Выбрать главу

В злонамеренном бездействии обвинялся Гурвич, которому чудом удалось напечатать начало журнальной статьи, мгновенно разгромленное и преданное анафеме. Ушел в ленинградскую типографию текст моей книги, и находчивый В. Озеров заявил: «Критики Борщаговский не пишет, романами, видите ли, занялся…»

Это была сознательная ложь. Мы получили письма, предупреждавшие о предстоящем собрании, с просьбой сообщить, что нами напечатано в последние годы и что пишется. Понимая близящуюся угрозу, каждый, посетовав на то, что мы не имели возможности печататься на протяжении четырех с лишним лет, сообщил и о том, какие рукописи, какие статьи написаны и лежат в столе.

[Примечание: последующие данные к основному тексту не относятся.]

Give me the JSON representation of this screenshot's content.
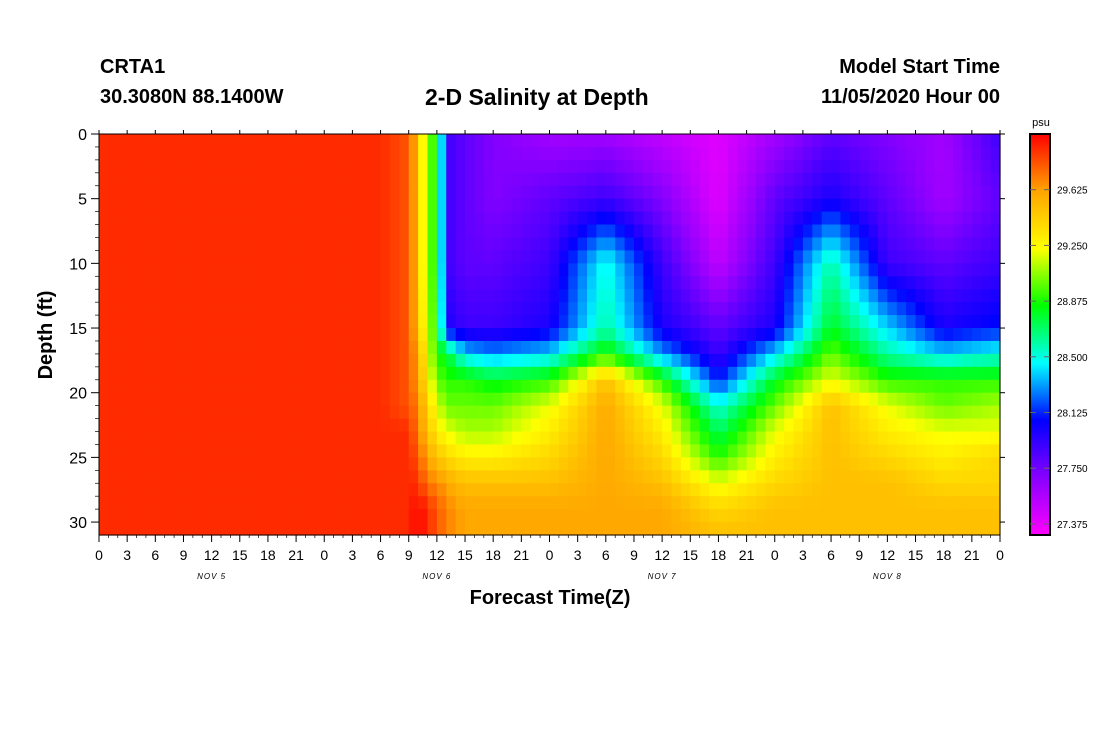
{
  "header": {
    "station_id": "CRTA1",
    "station_coords": "30.3080N 88.1400W",
    "title": "2-D Salinity at Depth",
    "model_start_label": "Model Start Time",
    "model_start_value": "11/05/2020 Hour 00"
  },
  "chart_data": {
    "type": "heatmap",
    "title": "2-D Salinity at Depth",
    "xlabel": "Forecast Time(Z)",
    "ylabel": "Depth (ft)",
    "x_tick_labels": [
      "0",
      "3",
      "6",
      "9",
      "12",
      "15",
      "18",
      "21",
      "0",
      "3",
      "6",
      "9",
      "12",
      "15",
      "18",
      "21",
      "0",
      "3",
      "6",
      "9",
      "12",
      "15",
      "18",
      "21",
      "0",
      "3",
      "6",
      "9",
      "12",
      "15",
      "18",
      "21",
      "0"
    ],
    "day_labels": [
      {
        "label": "NOV 5",
        "hour": 12
      },
      {
        "label": "NOV 6",
        "hour": 36
      },
      {
        "label": "NOV 7",
        "hour": 60
      },
      {
        "label": "NOV 8",
        "hour": 84
      }
    ],
    "xlim": [
      0,
      96
    ],
    "ylim": [
      0,
      31
    ],
    "y_ticks": [
      0,
      5,
      10,
      15,
      20,
      25,
      30
    ],
    "y_reversed": true,
    "grid": false,
    "colorbar": {
      "unit": "psu",
      "tick_labels": [
        "29.625",
        "29.250",
        "28.875",
        "28.500",
        "28.125",
        "27.750",
        "27.375"
      ],
      "tick_values": [
        29.625,
        29.25,
        28.875,
        28.5,
        28.125,
        27.75,
        27.375
      ],
      "range": [
        27.3,
        30.0
      ],
      "colors": [
        "#ff00ff",
        "#8800ff",
        "#0000ff",
        "#00ffff",
        "#00ff00",
        "#ffff00",
        "#ffa500",
        "#ff0000"
      ]
    },
    "depth_levels_ft": [
      0,
      5,
      10,
      15,
      17,
      19,
      21,
      23,
      25,
      27,
      29,
      31
    ],
    "time_hours": [
      0,
      6,
      12,
      18,
      24,
      30,
      33,
      34,
      35,
      36,
      37,
      39,
      42,
      48,
      54,
      60,
      66,
      72,
      78,
      84,
      90,
      96
    ],
    "salinity_psu": [
      [
        29.9,
        29.9,
        29.9,
        29.9,
        29.9,
        29.9,
        29.8,
        29.5,
        29.0,
        28.9,
        27.9,
        27.8,
        27.7,
        27.6,
        27.6,
        27.5,
        27.4,
        27.6,
        27.8,
        27.7,
        27.6,
        27.9
      ],
      [
        29.9,
        29.9,
        29.9,
        29.9,
        29.9,
        29.9,
        29.8,
        29.5,
        29.0,
        28.9,
        27.9,
        27.8,
        27.7,
        27.8,
        27.9,
        27.7,
        27.4,
        27.8,
        28.0,
        27.8,
        27.6,
        27.8
      ],
      [
        29.9,
        29.9,
        29.9,
        29.9,
        29.9,
        29.9,
        29.8,
        29.5,
        29.0,
        28.9,
        27.9,
        27.8,
        27.8,
        27.9,
        28.5,
        27.9,
        27.5,
        27.9,
        28.6,
        27.9,
        27.8,
        27.9
      ],
      [
        29.9,
        29.9,
        29.9,
        29.9,
        29.9,
        29.9,
        29.8,
        29.5,
        29.1,
        28.9,
        28.0,
        27.9,
        27.9,
        28.0,
        28.6,
        28.0,
        27.8,
        28.0,
        28.8,
        28.4,
        28.0,
        28.1
      ],
      [
        29.9,
        29.9,
        29.9,
        29.9,
        29.9,
        29.9,
        29.8,
        29.6,
        29.2,
        28.9,
        28.8,
        28.4,
        28.3,
        28.4,
        28.9,
        28.3,
        27.9,
        28.4,
        29.0,
        28.6,
        28.4,
        28.5
      ],
      [
        29.9,
        29.9,
        29.9,
        29.9,
        29.9,
        29.9,
        29.8,
        29.6,
        29.3,
        29.0,
        28.9,
        28.9,
        28.8,
        28.9,
        29.5,
        28.9,
        28.1,
        28.8,
        29.2,
        28.9,
        28.9,
        28.9
      ],
      [
        29.9,
        29.9,
        29.9,
        29.9,
        29.9,
        29.9,
        29.8,
        29.7,
        29.4,
        29.2,
        29.0,
        29.0,
        29.0,
        29.2,
        29.6,
        29.2,
        28.5,
        29.0,
        29.5,
        29.2,
        29.0,
        29.1
      ],
      [
        29.9,
        29.9,
        29.9,
        29.9,
        29.9,
        29.9,
        29.9,
        29.7,
        29.5,
        29.3,
        29.2,
        29.1,
        29.1,
        29.3,
        29.6,
        29.3,
        28.7,
        29.2,
        29.5,
        29.3,
        29.2,
        29.2
      ],
      [
        29.9,
        29.9,
        29.9,
        29.9,
        29.9,
        29.9,
        29.9,
        29.8,
        29.6,
        29.5,
        29.4,
        29.3,
        29.3,
        29.4,
        29.6,
        29.4,
        28.9,
        29.3,
        29.5,
        29.4,
        29.3,
        29.4
      ],
      [
        29.9,
        29.9,
        29.9,
        29.9,
        29.9,
        29.9,
        29.9,
        29.9,
        29.7,
        29.7,
        29.6,
        29.5,
        29.5,
        29.5,
        29.6,
        29.5,
        29.2,
        29.4,
        29.5,
        29.5,
        29.4,
        29.4
      ],
      [
        29.9,
        29.9,
        29.9,
        29.9,
        29.9,
        29.9,
        29.9,
        30.0,
        29.9,
        29.8,
        29.7,
        29.6,
        29.6,
        29.6,
        29.6,
        29.6,
        29.4,
        29.5,
        29.5,
        29.5,
        29.5,
        29.5
      ],
      [
        29.9,
        29.9,
        29.9,
        29.9,
        29.9,
        29.9,
        29.9,
        30.0,
        29.9,
        29.8,
        29.7,
        29.6,
        29.6,
        29.6,
        29.6,
        29.6,
        29.5,
        29.5,
        29.5,
        29.5,
        29.5,
        29.5
      ]
    ]
  }
}
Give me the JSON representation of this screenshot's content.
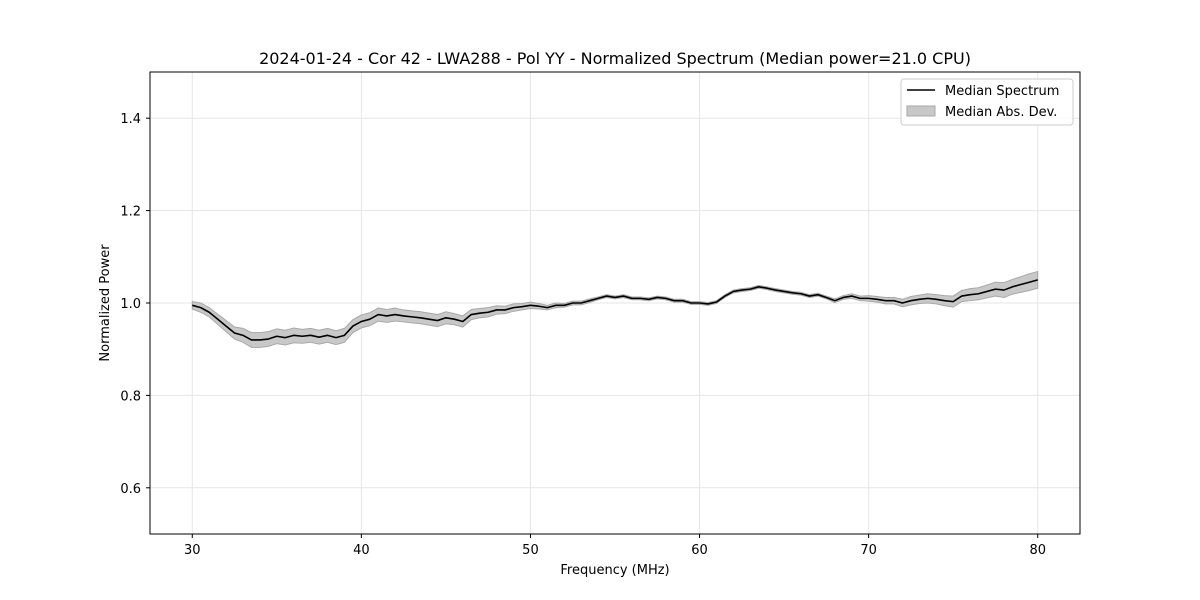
{
  "chart_data": {
    "type": "line",
    "title": "2024-01-24 - Cor 42 - LWA288 - Pol YY - Normalized Spectrum (Median power=21.0 CPU)",
    "xlabel": "Frequency (MHz)",
    "ylabel": "Normalized Power",
    "xlim": [
      27.5,
      82.5
    ],
    "ylim": [
      0.5,
      1.5
    ],
    "xticks": [
      30,
      40,
      50,
      60,
      70,
      80
    ],
    "yticks": [
      0.6,
      0.8,
      1.0,
      1.2,
      1.4
    ],
    "xtick_labels": [
      "30",
      "40",
      "50",
      "60",
      "70",
      "80"
    ],
    "ytick_labels": [
      "0.6",
      "0.8",
      "1.0",
      "1.2",
      "1.4"
    ],
    "grid": true,
    "legend_position": "top-right",
    "legend": [
      "Median Spectrum",
      "Median Abs. Dev."
    ],
    "colors": {
      "line": "#000000",
      "band": "#c8c8c8",
      "band_edge": "#a8a8a8",
      "grid": "#e6e6e6"
    },
    "series": [
      {
        "name": "Median Spectrum",
        "x": [
          30,
          30.5,
          31,
          31.5,
          32,
          32.5,
          33,
          33.5,
          34,
          34.5,
          35,
          35.5,
          36,
          36.5,
          37,
          37.5,
          38,
          38.5,
          39,
          39.5,
          40,
          40.5,
          41,
          41.5,
          42,
          42.5,
          43,
          43.5,
          44,
          44.5,
          45,
          45.5,
          46,
          46.5,
          47,
          47.5,
          48,
          48.5,
          49,
          49.5,
          50,
          50.5,
          51,
          51.5,
          52,
          52.5,
          53,
          53.5,
          54,
          54.5,
          55,
          55.5,
          56,
          56.5,
          57,
          57.5,
          58,
          58.5,
          59,
          59.5,
          60,
          60.5,
          61,
          61.5,
          62,
          62.5,
          63,
          63.5,
          64,
          64.5,
          65,
          65.5,
          66,
          66.5,
          67,
          67.5,
          68,
          68.5,
          69,
          69.5,
          70,
          70.5,
          71,
          71.5,
          72,
          72.5,
          73,
          73.5,
          74,
          74.5,
          75,
          75.5,
          76,
          76.5,
          77,
          77.5,
          78,
          78.5,
          79,
          79.5,
          80
        ],
        "values": [
          0.995,
          0.99,
          0.98,
          0.965,
          0.95,
          0.935,
          0.93,
          0.92,
          0.92,
          0.922,
          0.928,
          0.925,
          0.93,
          0.928,
          0.93,
          0.926,
          0.93,
          0.925,
          0.93,
          0.95,
          0.96,
          0.965,
          0.975,
          0.972,
          0.975,
          0.972,
          0.97,
          0.968,
          0.965,
          0.962,
          0.968,
          0.965,
          0.96,
          0.975,
          0.978,
          0.98,
          0.985,
          0.985,
          0.99,
          0.992,
          0.995,
          0.993,
          0.99,
          0.995,
          0.995,
          1.0,
          1.0,
          1.005,
          1.01,
          1.015,
          1.012,
          1.015,
          1.01,
          1.01,
          1.008,
          1.012,
          1.01,
          1.005,
          1.005,
          1.0,
          1.0,
          0.998,
          1.002,
          1.015,
          1.025,
          1.028,
          1.03,
          1.035,
          1.032,
          1.028,
          1.025,
          1.022,
          1.02,
          1.015,
          1.018,
          1.012,
          1.005,
          1.012,
          1.015,
          1.01,
          1.01,
          1.008,
          1.005,
          1.005,
          1.0,
          1.005,
          1.008,
          1.01,
          1.008,
          1.005,
          1.003,
          1.015,
          1.018,
          1.02,
          1.025,
          1.03,
          1.028,
          1.035,
          1.04,
          1.045,
          1.05
        ]
      },
      {
        "name": "Median Abs. Dev.",
        "x": [
          30,
          30.5,
          31,
          31.5,
          32,
          32.5,
          33,
          33.5,
          34,
          34.5,
          35,
          35.5,
          36,
          36.5,
          37,
          37.5,
          38,
          38.5,
          39,
          39.5,
          40,
          40.5,
          41,
          41.5,
          42,
          42.5,
          43,
          43.5,
          44,
          44.5,
          45,
          45.5,
          46,
          46.5,
          47,
          47.5,
          48,
          48.5,
          49,
          49.5,
          50,
          50.5,
          51,
          51.5,
          52,
          52.5,
          53,
          53.5,
          54,
          54.5,
          55,
          55.5,
          56,
          56.5,
          57,
          57.5,
          58,
          58.5,
          59,
          59.5,
          60,
          60.5,
          61,
          61.5,
          62,
          62.5,
          63,
          63.5,
          64,
          64.5,
          65,
          65.5,
          66,
          66.5,
          67,
          67.5,
          68,
          68.5,
          69,
          69.5,
          70,
          70.5,
          71,
          71.5,
          72,
          72.5,
          73,
          73.5,
          74,
          74.5,
          75,
          75.5,
          76,
          76.5,
          77,
          77.5,
          78,
          78.5,
          79,
          79.5,
          80
        ],
        "halfwidth": [
          0.008,
          0.01,
          0.01,
          0.011,
          0.012,
          0.013,
          0.015,
          0.016,
          0.016,
          0.016,
          0.016,
          0.016,
          0.016,
          0.015,
          0.015,
          0.015,
          0.015,
          0.015,
          0.015,
          0.014,
          0.014,
          0.014,
          0.014,
          0.014,
          0.014,
          0.013,
          0.013,
          0.013,
          0.013,
          0.013,
          0.013,
          0.012,
          0.012,
          0.011,
          0.01,
          0.01,
          0.009,
          0.008,
          0.008,
          0.007,
          0.007,
          0.006,
          0.005,
          0.005,
          0.004,
          0.004,
          0.004,
          0.004,
          0.003,
          0.003,
          0.003,
          0.003,
          0.003,
          0.003,
          0.003,
          0.003,
          0.003,
          0.003,
          0.003,
          0.003,
          0.003,
          0.003,
          0.003,
          0.003,
          0.003,
          0.003,
          0.003,
          0.003,
          0.003,
          0.003,
          0.003,
          0.003,
          0.003,
          0.003,
          0.003,
          0.003,
          0.004,
          0.004,
          0.005,
          0.005,
          0.006,
          0.006,
          0.007,
          0.007,
          0.008,
          0.009,
          0.009,
          0.01,
          0.01,
          0.011,
          0.012,
          0.012,
          0.013,
          0.013,
          0.014,
          0.015,
          0.016,
          0.016,
          0.017,
          0.018,
          0.018
        ]
      }
    ]
  }
}
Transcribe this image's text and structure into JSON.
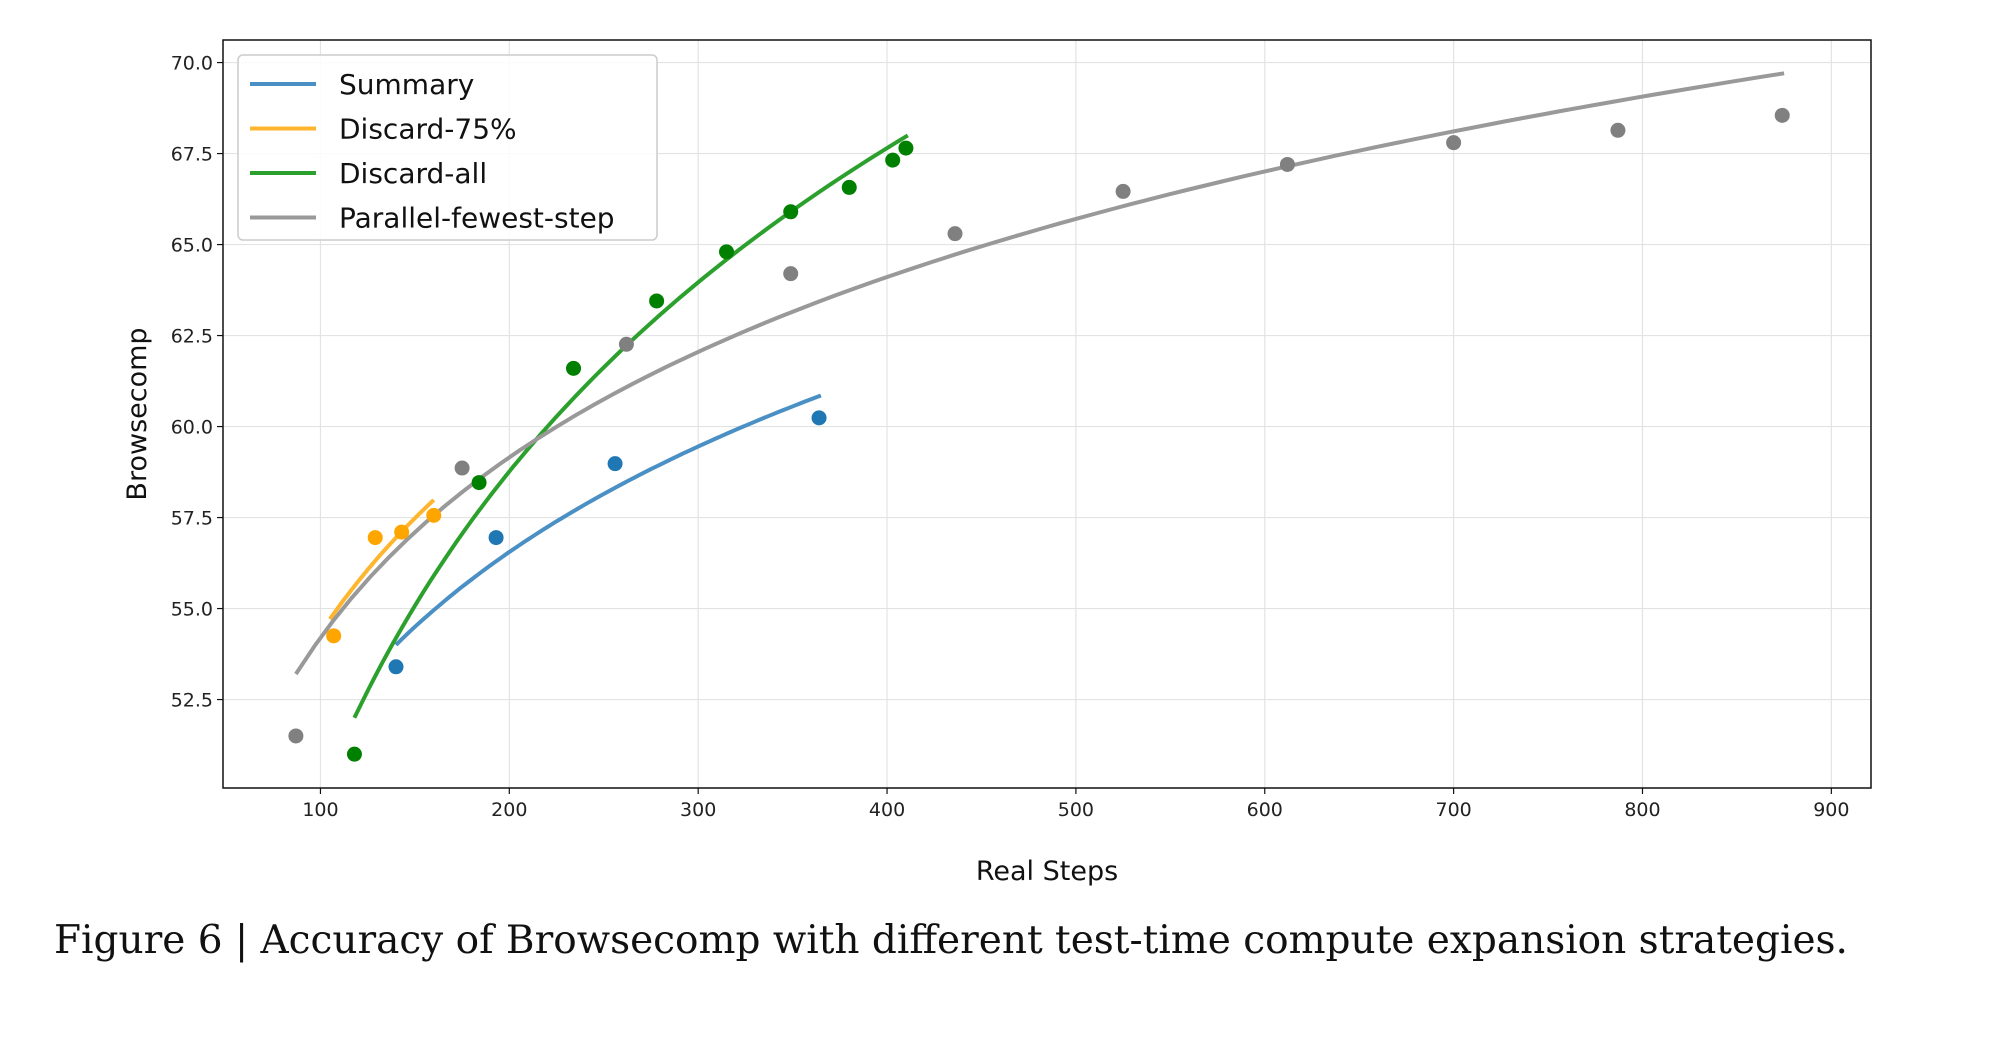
{
  "chart_data": {
    "type": "scatter",
    "xlabel": "Real Steps",
    "ylabel": "Browsecomp",
    "xlim": [
      48.4,
      921
    ],
    "ylim": [
      50.07,
      70.62
    ],
    "xticks": [
      "100",
      "200",
      "300",
      "400",
      "500",
      "600",
      "700",
      "800",
      "900"
    ],
    "yticks": [
      "52.5",
      "55.0",
      "57.5",
      "60.0",
      "62.5",
      "65.0",
      "67.5",
      "70.0"
    ],
    "grid": true,
    "legend_position": "top-left",
    "series": [
      {
        "name": "Summary",
        "line_color": "#4a90c4",
        "point_color": "#1f77b4",
        "x": [
          140,
          193,
          256,
          364
        ],
        "y": [
          53.4,
          56.95,
          58.98,
          60.24
        ],
        "fit": {
          "model": "log",
          "a": 18.67,
          "b": 7.15,
          "x_range": [
            140,
            365
          ]
        }
      },
      {
        "name": "Discard-75%",
        "line_color": "#ffb52e",
        "point_color": "#ffa500",
        "x": [
          107,
          129,
          143,
          160
        ],
        "y": [
          54.25,
          56.95,
          57.1,
          57.56
        ],
        "fit": {
          "model": "log",
          "a": 18.55,
          "b": 7.77,
          "x_range": [
            105,
            160
          ]
        }
      },
      {
        "name": "Discard-all",
        "line_color": "#2ca02c",
        "point_color": "#008000",
        "x": [
          118,
          184,
          234,
          278,
          315,
          349,
          380,
          403,
          410
        ],
        "y": [
          51.0,
          58.46,
          61.6,
          63.45,
          64.8,
          65.9,
          66.57,
          67.32,
          67.65
        ],
        "fit": {
          "model": "log",
          "a": -9.16,
          "b": 12.82,
          "x_range": [
            118,
            411
          ]
        }
      },
      {
        "name": "Parallel-fewest-step",
        "line_color": "#999999",
        "point_color": "#808080",
        "x": [
          87,
          175,
          262,
          349,
          436,
          525,
          612,
          700,
          787,
          874
        ],
        "y": [
          51.5,
          58.86,
          62.26,
          64.2,
          65.3,
          66.46,
          67.2,
          67.8,
          68.14,
          68.55
        ],
        "fit": {
          "model": "log",
          "a": 21.27,
          "b": 7.15,
          "x_range": [
            87,
            875
          ]
        }
      }
    ]
  },
  "caption": "Figure 6 | Accuracy of Browsecomp with different test-time compute expansion strategies."
}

Наши ответы никого не интересовали. Даже мой рецензент и защитник Алексей Сурков, еще недавно ратовавший за роман, отступился от меня, ушел в глухую и постыдную самозащиту. После доклада Озерова я спросил у Суркова, председателя этого собрания: как все это понимать? Ведь я написал роман, перевел на русский четыре повести Мажита Гафури, что случилось?..

Сколь высокой должна была быть команда гнать нас из Союза писателей, если Алексей Сурков, глядя мимо меня, хмуро ответил, что все правильно, Виталий Озеров прав, никакого нарушения нет, принимали меня в Союз писателей как критика, критической «продукции» я не даю, а выйдет роман — меня снова примут, уже как прозаика.

Виталий Озеров только расправлял крылышки, воспитанник нашего «пажеского корпуса» был бескрасочным, заурядным функционером, готовым осуждать, карать или миловать по первому кивку начальства любого ранга.

…Я покинул собрание, не дождавшись прений, которых, кажется, и не было. Уехал в городок Моссовета с сознанием, что рухнула последняя легальная опора жизни, отныне мне негде взять и пустяковой бумажки, справки, за которыми до сих пор я мог прийти к доброму человеку Тараканову. Мифом, странной, непрочной памятью сделался и роман. Правда ли, что где-то его набирают, держат корректуры, ждут верстки, вернее, не ждут, а хмурятся в предвидении такой возможности, не зная, под каким предлогом придется на этот раз сбрасывать сотни страниц в металле; позволит ли Агитпроп ЦК заматрицировать их до лучших времен, или подойдет пора ставить на книге точку.

Потеря невелика: я мог и не написать этой книги.

Никакие расходы (ведь не личные деньги, а казенные, государственные!) не помешают Лесючевскому вновь и вновь задержать выход книги или отменить его навсегда. Даже у К. Горбунова, с его скрытой претензией на принадлежность к литературной элите, даже у М. М. Корнева, словно бы случайно оказавшегося на ниве литературной, были свои пристрастия, привязанности, живое чувство долга; Лесючевский весь был недремлющий расчет, холодное лавирование, готовность предать. Ничего общего с Чагиным. Петр Иванович не вписывался в новые времена: перестав быть хозяином «дела», он вынужденно запутывал простейшее; хотел добра, но не справлялся с ситуацией; мучительно ждал минуты, когда можно будет, окончив день, бежать из оказенившегося издательства. Лесючевский весь, до последней клетки, был слит с пафосом оказенивания, был его певцом, все теснее увязывал каждый свой шаг не только с начальством Союза писателей, но и со Старой площадью.

Вынужденное бездействие, невозможность заглянуть за стены ленинградской типографии, убедиться, что набор книги не остановлен телеграммой из Москвы, обреченные и почти бестревожные мысли, что вот с сегодняшней или завтрашней почтой придет выписка из решения секретариата СП СССР об исключении меня из Союза писателей, — вот чем были наполнены дни. Поразительно, но подобный приговор из секретариата СП СССР не показался бы мне чудовищной несправедливостью — ведь романа нет, а другие мои книги и полунаучные работы — театроведение, которому я давно изменил.

Так снова и снова, уже написав объемистую книгу и зная (нет, не зная, скорее чувствуя), что я мог бы писать и не совсем чужд литературе, я как бы внутренне снова примеривался к отъезду, к провинции, к какому-нибудь другому труду, который дал бы хлеб семье. Только не завлитом, только не в театр — здесь разочарование было сокрушительным.